Malgré un léger ralentissement de la reprise ces derniers mois, la Reserve fédérale (Fed) continue à réduire son soutien à l'économie américaine. Le Comité de politique monétaire, le premier présidé par Janet Yellen, qui a succédé à la fin de janvier à Ben Bernanke, a annoncé, mercredi 19 mars, une nouvelle réduction de 10 milliards de dollars (7,18 milliards d'euros) de ses achats mensuels de bons du Trésor, ramenés désormais à 55 milliards de dollars (39,5 milliards d'euros).
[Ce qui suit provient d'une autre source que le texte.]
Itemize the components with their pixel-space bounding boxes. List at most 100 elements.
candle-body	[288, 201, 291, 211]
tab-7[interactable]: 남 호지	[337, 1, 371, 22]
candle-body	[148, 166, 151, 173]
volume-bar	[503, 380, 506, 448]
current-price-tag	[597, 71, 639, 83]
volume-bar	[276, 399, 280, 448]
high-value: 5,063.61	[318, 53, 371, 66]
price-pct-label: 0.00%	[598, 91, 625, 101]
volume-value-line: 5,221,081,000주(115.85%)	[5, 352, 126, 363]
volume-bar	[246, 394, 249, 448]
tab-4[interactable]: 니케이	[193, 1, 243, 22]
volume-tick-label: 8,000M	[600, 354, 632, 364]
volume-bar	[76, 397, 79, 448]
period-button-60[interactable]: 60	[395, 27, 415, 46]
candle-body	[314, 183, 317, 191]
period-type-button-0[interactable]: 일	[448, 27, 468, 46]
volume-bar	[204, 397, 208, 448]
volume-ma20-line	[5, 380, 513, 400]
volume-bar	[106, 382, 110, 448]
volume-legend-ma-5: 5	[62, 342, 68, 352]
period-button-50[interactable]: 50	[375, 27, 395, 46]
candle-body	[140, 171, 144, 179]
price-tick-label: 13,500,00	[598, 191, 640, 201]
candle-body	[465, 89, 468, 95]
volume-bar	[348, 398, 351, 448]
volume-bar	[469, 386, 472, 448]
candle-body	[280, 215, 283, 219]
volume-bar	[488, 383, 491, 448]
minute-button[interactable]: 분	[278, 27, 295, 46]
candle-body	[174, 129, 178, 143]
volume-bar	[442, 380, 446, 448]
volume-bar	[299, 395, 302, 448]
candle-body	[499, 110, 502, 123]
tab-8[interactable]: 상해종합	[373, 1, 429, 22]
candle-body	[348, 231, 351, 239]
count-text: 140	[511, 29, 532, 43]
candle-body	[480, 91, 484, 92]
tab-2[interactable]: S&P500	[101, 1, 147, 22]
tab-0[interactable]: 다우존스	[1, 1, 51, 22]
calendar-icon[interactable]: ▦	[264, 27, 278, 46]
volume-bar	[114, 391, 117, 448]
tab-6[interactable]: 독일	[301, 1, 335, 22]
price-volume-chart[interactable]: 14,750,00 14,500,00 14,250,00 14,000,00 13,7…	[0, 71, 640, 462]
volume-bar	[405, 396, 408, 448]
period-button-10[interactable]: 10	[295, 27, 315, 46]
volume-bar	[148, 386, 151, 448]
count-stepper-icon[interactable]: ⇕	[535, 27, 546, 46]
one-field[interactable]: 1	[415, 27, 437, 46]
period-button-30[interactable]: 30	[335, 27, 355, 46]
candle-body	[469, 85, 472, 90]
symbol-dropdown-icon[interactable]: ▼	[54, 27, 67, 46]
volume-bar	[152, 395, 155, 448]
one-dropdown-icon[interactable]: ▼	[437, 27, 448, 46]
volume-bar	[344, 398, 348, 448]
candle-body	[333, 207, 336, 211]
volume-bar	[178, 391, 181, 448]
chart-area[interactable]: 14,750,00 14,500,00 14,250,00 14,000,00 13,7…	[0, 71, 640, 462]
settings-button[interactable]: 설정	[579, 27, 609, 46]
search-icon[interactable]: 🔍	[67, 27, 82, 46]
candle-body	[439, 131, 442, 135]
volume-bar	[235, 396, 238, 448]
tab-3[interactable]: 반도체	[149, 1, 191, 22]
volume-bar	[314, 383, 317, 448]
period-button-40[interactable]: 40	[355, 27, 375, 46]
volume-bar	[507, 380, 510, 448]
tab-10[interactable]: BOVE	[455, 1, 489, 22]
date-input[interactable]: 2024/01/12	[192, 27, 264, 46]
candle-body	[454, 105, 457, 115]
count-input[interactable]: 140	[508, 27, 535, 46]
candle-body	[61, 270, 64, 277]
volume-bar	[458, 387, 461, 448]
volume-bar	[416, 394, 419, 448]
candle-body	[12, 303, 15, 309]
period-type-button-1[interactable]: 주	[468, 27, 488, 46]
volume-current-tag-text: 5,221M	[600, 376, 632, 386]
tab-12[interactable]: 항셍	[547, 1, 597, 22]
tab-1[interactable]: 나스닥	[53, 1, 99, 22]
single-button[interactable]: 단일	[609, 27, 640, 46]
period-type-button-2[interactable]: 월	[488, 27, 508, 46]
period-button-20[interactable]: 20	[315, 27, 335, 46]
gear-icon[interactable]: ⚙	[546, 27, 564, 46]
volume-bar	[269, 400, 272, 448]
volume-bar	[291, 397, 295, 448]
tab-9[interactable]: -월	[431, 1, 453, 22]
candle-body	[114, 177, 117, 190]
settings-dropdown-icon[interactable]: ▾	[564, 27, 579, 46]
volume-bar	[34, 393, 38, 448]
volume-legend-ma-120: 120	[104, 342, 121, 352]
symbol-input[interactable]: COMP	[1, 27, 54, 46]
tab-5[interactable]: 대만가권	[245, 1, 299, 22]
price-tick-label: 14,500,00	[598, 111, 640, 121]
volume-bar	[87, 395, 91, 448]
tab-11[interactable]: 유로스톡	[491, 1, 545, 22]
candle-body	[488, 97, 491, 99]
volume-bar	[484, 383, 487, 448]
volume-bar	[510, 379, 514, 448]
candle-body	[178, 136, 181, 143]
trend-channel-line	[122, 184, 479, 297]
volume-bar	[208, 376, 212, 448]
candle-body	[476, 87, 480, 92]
La Fed se situe dans la continuité de ces derniers mois concernant cet outil de politique monétaire. En revanche, Mme Yellen a dû réajuster sa communication sur un autre outil : l'évolution des taux directeurs.
ÉCART ENTRE LE CHÔMAGE ET L'EMPLOI
La Fed a ainsi abandonné le critère du taux de chômage comme indicateur-clé pour envisager de remonter ses taux, qui sont proches de zéro depuis le début de la crise financière, c'est-à-dire depuis 2008. Jusqu'à présent, Ben Bernanke avait lié cette décision à un taux d'inflation inférieur à 2 % et un chômage à 6,5 %.
Or, le chômage est tombé à 6,7 % en février, un reflux beaucoup plus rapide que prévu, qui a pris à revers la Fed. « La situation était d'autant plus intenable qu'il existe un écart évident entre le taux de chômage et la situation réelle de l'emploi », remarque Georges Ugeux, professeur associé à l'université Columbia et patron de la banque d'affaires Galileo Global Advisors.
Tous les experts en conviennent : s'il y a moins de chômeurs, ce n'est pas uniquement parce que l'économie va mieux, mais aussi parce que quantité de sans-emplois renoncent à chercher du travail et sortent de facto des statistiques officielles. « La Fed s'était mise dans une position délicate en annonçant des objectifs trop précis. Elle n'avait pas d'autre choix que de réviser sa communication », souligne Gregory Daco, économiste chez Oxford Economics à New York.
Désormais, la Fed fondera ses décisions de hausse des taux directeurs en prenant en compte « une vaste série d'informations, notamment les conditions du marché du travail et les pressions sur l'inflation », indique le Comité de politique monétaire, qui précise qu'il ne s'agit pas d'une remise en question de ses « intentions ». En outre, il a affirmé qu'il gardera ses taux proche de zéro « pour une durée considérable après la fin du programme de rachat d'actifs ».
PRÉVISIONS DE CROISSANCE EN BAISSE
Lors de la conférence de presse qui a suivi la publication du communiqué de la Fed, à un journaliste qui demandait ce que signifiait « considérable », Mme Yellen s'est laissé emporter par son élan en donnant une précision qu'elle n'avait peut-être pas prévu de lâcher. « C'est le genre de terme qui est difficile à quantifier... peut-être de l'ordre de six mois », a-t-elle répondu.
Si la réduction des achats d'obligations sur les marchés se poursuit au rythme actuel, la Fed devrait donc en avoir fini avec cette politique accommodante à l'automne 2014. Ce qui signifierait que les taux pourraient remonter dès le printemps 2015. Une perspective qui a pris Wall Street par surprise.
A l'équilibre jusqu'à l'intervention de Mme Yellen, le Dow Jones a clôturé en baisse de 0,70 % et le S&P 500 de 0,61 %. La nouvelle présidente de la Fed est toutefois restée prudente sur l'échéance d'une hausse des taux, rappelant que cela dépendrait des conditions économiques définies à partir du faisceau de critères nouvellement adopté. « Il s'agit d'un exercice d'équilibriste pas évident, note M.Daco. D'un côté la Fed affirme que l'économie s'améliore suffisamment pour réduire les achats d'actifs, mais pas assez pour augmenter les taux d'intérêt. »
La communication se révèle d'autant plus difficile que la météo de ces dernières semaines est venue brouiller les cartes. « La croissance de l'activité économique a ralenti pendant les mois d'hiver, en partie du fait des conditions météorologiques défavorables », a déclaré la Fed.
Compte tenu de ces aléas, la Fed a révisé à la baisse ses prévisions de croissance pour 2014 et 2015. Elle prévoit désormais une hausse du produit intérieur brut (PIB) comprise entre 2,8 % et 3 % cette année, contre 2,8 % à 3,2 % dans sa précédente estimation en décembre, suivie d'une croissance de 3 % à 3,2 % en 2015, contre 3 % à 3,4 % auparavant.